LoHE creator Eric Farraro, aka the bittersweetly ironic Lazy Peon, had maintained for some time that he’d done nothing wrong, even telling Edge last week (in a must-read investigation by Rich Stanton) that “My formal line is that League Of Epic Heroes violates no law, and that QCF does not have a valid legal claim.”
He admitted, at least, that “Obviously it’s not what you want to be known for. Do I think it’s fair? I would say it’s hard to say. I would say it’s somewhat not really fair. It’s inevitable. Obviously I want to do the right thing.”
Entirely coincidentally I’m sure, he happened to do the right thing just after QCF went down the legal route. In an email sent to them yesterday, which they’ve posted here, he said “Just wanted to let you know that as of today, I’ve removed LoEH for sale in all countries, following the copyright infringement notice I received from your lawyer.
“I apologise for all the issues this has caused, and wish you best of luck on your IGF nomination. Looking forward to the full version of Desktop Dungeons on iPhone.”
Which sort of sounds gracious, I guess. Unfortunately for QCF (whose response post you should read in full), it may have created a new problem for them: “We now have to deal with the fact that there are people out there who have seen LoEH before they were even aware of DD. Yes, this is partly our fault (uh, for not marketing to a user-base we didn’t have a product for yet, I guess) but now we have to conquer that odd first-adopter loyalty just because someone else stole our work.”

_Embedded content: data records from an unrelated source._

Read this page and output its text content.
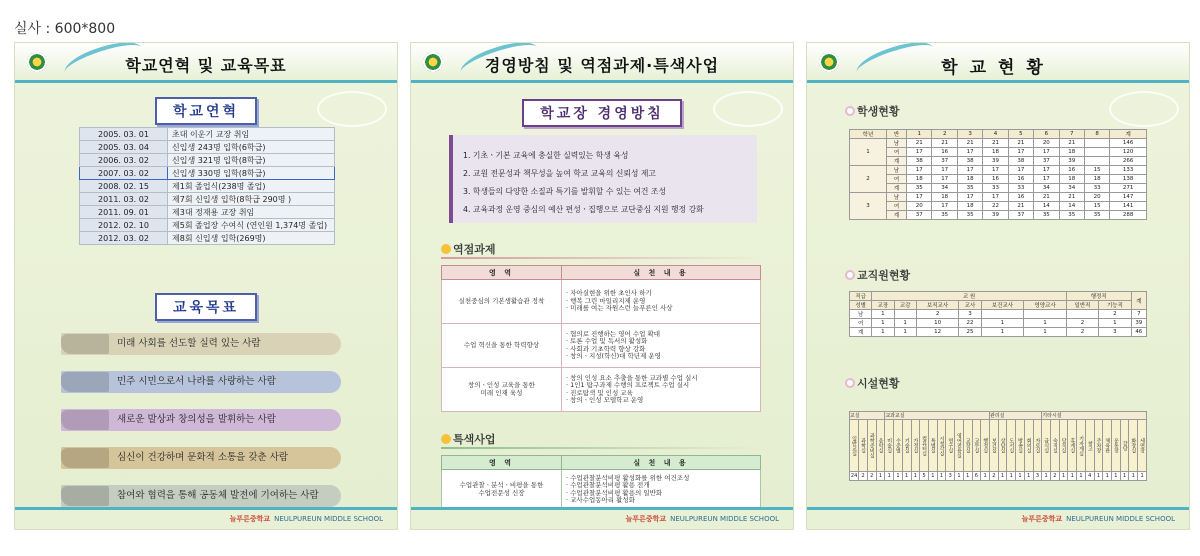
실사 : 600*800
학교연혁 및 교육목표
학교연혁
2005. 03. 01	초대 이운기 교장 취임
2005. 03. 04	신입생 243명 입학(6학급)
2006. 03. 02	신입생 321명 입학(8학급)
2007. 03. 02	신입생 330명 입학(8학급)
2008. 02. 15	제1회 졸업식(238명 졸업)
2011. 03. 02	제7회 신입생 입학(8학급 290명 )
2011. 09. 01	제3대 정재용 교장 취임
2012. 02. 10	제5회 졸업장 수여식 (연인원 1,374명 졸업)
2012. 03. 02	제8회 신입생 입학(269명)
교육목표
미래 사회를 선도할 실력 있는 사람
민주 시민으로서 나라를 사랑하는 사람
새로운 발상과 창의성을 발휘하는 사람
심신이 건강하며 문화적 소통을 갖춘 사람
참여와 협력을 통해 공동체 발전에 기여하는 사람
늘푸른중학교 NEULPUREUN MIDDLE SCHOOL
경영방침 및 역점과제·특색사업
학교장 경영방침
1. 기초ㆍ기본 교육에 충실한 실력있는 학생 육성
2. 교원 전문성과 책무성을 높여 학교 교육의 신뢰성 제고
3. 학생들의 다양한 소질과 특기를 발휘할 수 있는 여건 조성
4. 교육과정 운영 중심의 예산 편성ㆍ집행으로 교단중심 지원 행정 강화
역점과제
영 역	실 천 내 용
실천중심의 기본생활습관 정착	· 자아실현을 위한 초인사 하기
· 행복 그린 마일리지제 운영
· 미래를 여는 자원스런 늘푸른인 사상
수업 혁신을 통한 학력향상	· 협의로 진행하는 영어 수업 확대
· 토론 수업 및 독서의 활성화
· 사회과 기초학력 향상 강화
· 창의ㆍ지성(학신)대 학년제 운영
창의ㆍ인성 교육을 통한
미래 인재 육성	· 창의 인성 요소 추출을 통한 교과별 수업 실시
· 1인1 탐구과제 수행의 프로젝트 수업 실시
· 진로탐색 및 인성 교육
· 창의ㆍ인성 모델학교 운영
특색사업
영 역	실 천 내 용
수업관찰ㆍ분석ㆍ비평을 통한
수업전문성 신장	· 수업관찰분석비평 활성화를 위한 여건조성
· 수업관찰분석비평 활용 전개
· 수업관찰분석비평 활용의 일반화
· 교사수업동아리 활성화
늘푸른중학교 NEULPUREUN MIDDLE SCHOOL
학교현황
학생현황
학년	반	1	2	3	4	5	6	7	8	계
1	남	21	21	21	21	21	20	21		146
	여	17	16	17	18	17	17	18		120
	계	38	37	38	39	38	37	39		266
2	남	17	17	17	17	17	17	16	15	133
	여	18	17	18	16	16	17	18	18	138
	계	35	34	35	33	33	34	34	33	271
3	남	17	18	17	17	16	21	21	20	147
	여	20	17	18	22	21	14	14	15	141
	계	37	35	35	39	37	35	35	35	288
교직원현황
직급	교 원						행정직		계
성별	교장	교감	보직교사	교사	보건교사	영양교사	일반직	기능직	
남	1		2	3				2	7
여	1	1	10	22	1	1	2	1	39
계	1	1	12	25	1	1	2	3	46
시설현황
교실				교과교실												관리실						기타시설											
일반교실	과학실	과학준비실	음악실	미술실	수준별	기술실	가정실	컴퓨터실	특별실	시청각실	연구실	영어전용실	교장실	교무실	행정실	보건실	상담실	도서실	방송실	회의실	자료실	급식실	숙직실	당직실	휴게실	기자재실	창고	주차장	체육관	운동장	강당	화장실	세면장
24	2	2	1	1	1	1	1	5	1	1	3	1	1	6	1	2	1	1	1	1	3	1	2	1	1	1	4	1	1	1	1	1	1
늘푸른중학교 NEULPUREUN MIDDLE SCHOOL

Us lot, at least, should get to enjoy the fact that impending update “DD v0.15 blows LoEH out of the water. It’s not even in the realms of comprehensibility to compare the final full version to something that’s not as good as our own alpha. But, when the full comes out, we’re going to be told that we “stole” features from LoEH.” This includes an inventory system, which QCF were apparently working on long before LoEH turned up. Will this duly put them in hot water?
Maybe so, maybe no. For those of us who do know DD was there first, it’s good to see that it’s going to continue, and hopefully gain the prestige and success it deserves. Too many wonderful indie games (which almost invariably start off on PC) get ripped off, and reduced because of it – Canabalt and Death Worm to name but two. Although Canabalt-copying did lead to Robot Unicorn Attack. Hmm. DILEMMA.

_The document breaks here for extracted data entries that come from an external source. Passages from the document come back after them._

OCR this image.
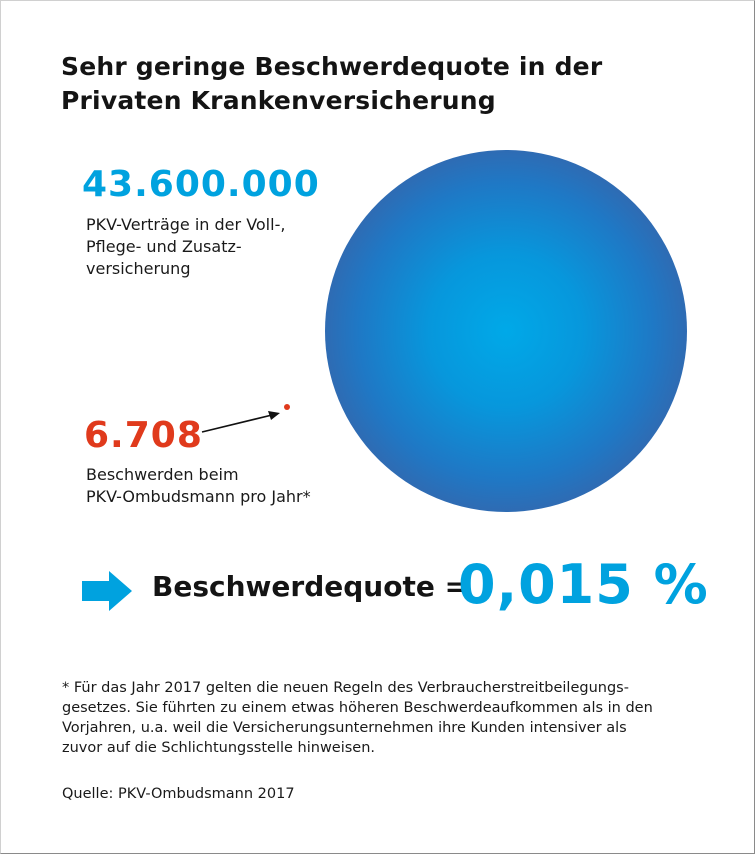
Sehr geringe Beschwerdequote in der
Privaten Krankenversicherung
43.600.000
PKV-Verträge in der Voll-,
Pflege- und Zusatz-
versicherung
6.708
Beschwerden beim
PKV-Ombudsmann pro Jahr*
Beschwerdequote =
0,015 %
* Für das Jahr 2017 gelten die neuen Regeln des Verbraucherstreitbeilegungs-
gesetzes. Sie führten zu einem etwas höheren Beschwerdeaufkommen als in den
Vorjahren, u.a. weil die Versicherungsunternehmen ihre Kunden intensiver als
zuvor auf die Schlichtungsstelle hinweisen.
Quelle: PKV-Ombudsmann 2017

I’ll leave you with a salient observation from QCF’s Danny Day: “Cloning is financially riskier than building an original game: You are increasingly likely to have your clone’s earning window cut short through either technological, legal or consumer-awareness avenues. In the end, cloning isn’t about trying to go for the “quick win” and earning a bunch of money you wouldn’t have gotten before. It’s actually about trying to lose slower than the other guy. You don’t have to be a rocket-surgeon to realise that’s a stupid way to try and earn a living.”
So if basic morality doesn’t stop you from cloning, maybe basic business sense will.